Look at domesticated animals — pets — and how their inability to fend for themselves has rendered them largely obese, lazy, dependent, and less curious. In this sense: are humans becoming domesticated by technology?
It’s quite clear that animals have co-evolved with people, in the same way that plants have co-evolved with people. For example, cats have done very well by domesticating themselves into our households and I’m not sure if this has made cats obese or lazier or dependent or less curious. They’ve just adapted evolutionarily and there are many more cats as a consequence.But humans have become less healthier in the last 50 years because we have become disconnected from physical activity and this a consequence of the greater use of the car, the busyness in our lives that prevents us from exercising, the incentives of the food companies to satisfy our cravings for fats and sugars.

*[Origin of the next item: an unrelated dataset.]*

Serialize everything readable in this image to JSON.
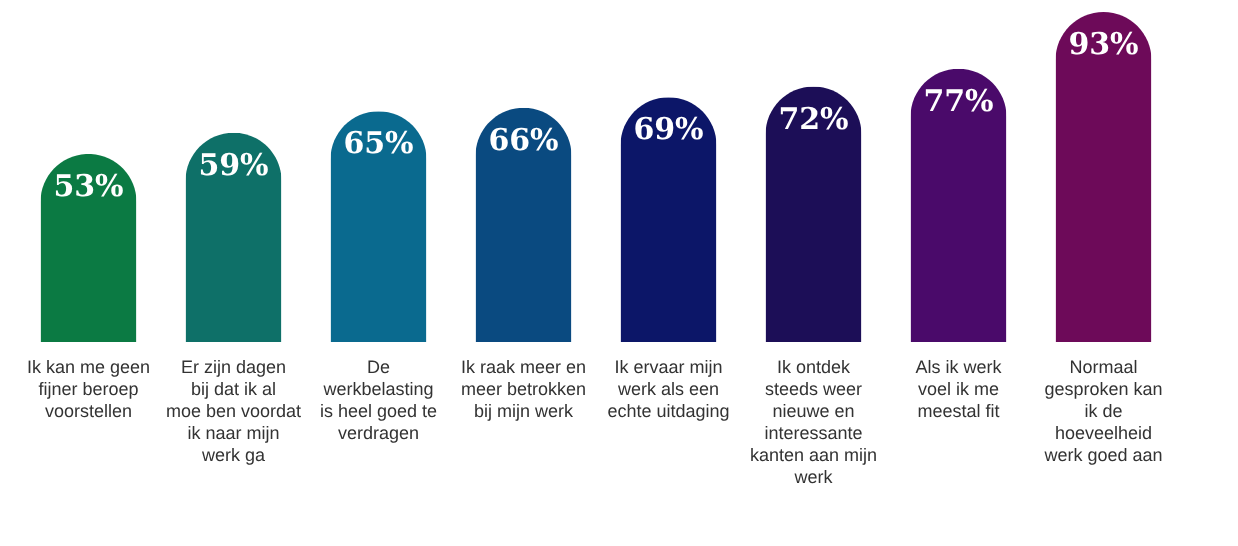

And we have become dependent on industrial agriculture and addicted to some of the relatively poisonous food that it produces. So, I think it’s industrial agriculture and industrial agricultural technology that has done the most harm to our health and that’s the kind of thing that the local food movement can reverse and I think there’s a strong movement in the world towards more local sources of food and to eating healthier food.I think our curiosity is being raised by technology in opposition to what the question implies - that the Internet allows us to be curious and to learn about things. I can pull up questions and answers on my cell phone. Are we more dependent on technology? We’ve been dependent on technology for a long time, for if it wasn’t for agriculture, we’d be still hunters and gatherers, most of us wouldn’t be here. Are we lazy? I see people working very hard. So, the single most important thing we can do is probably to relax and be a little less engaged to work and to eat better by buying more local sourced food.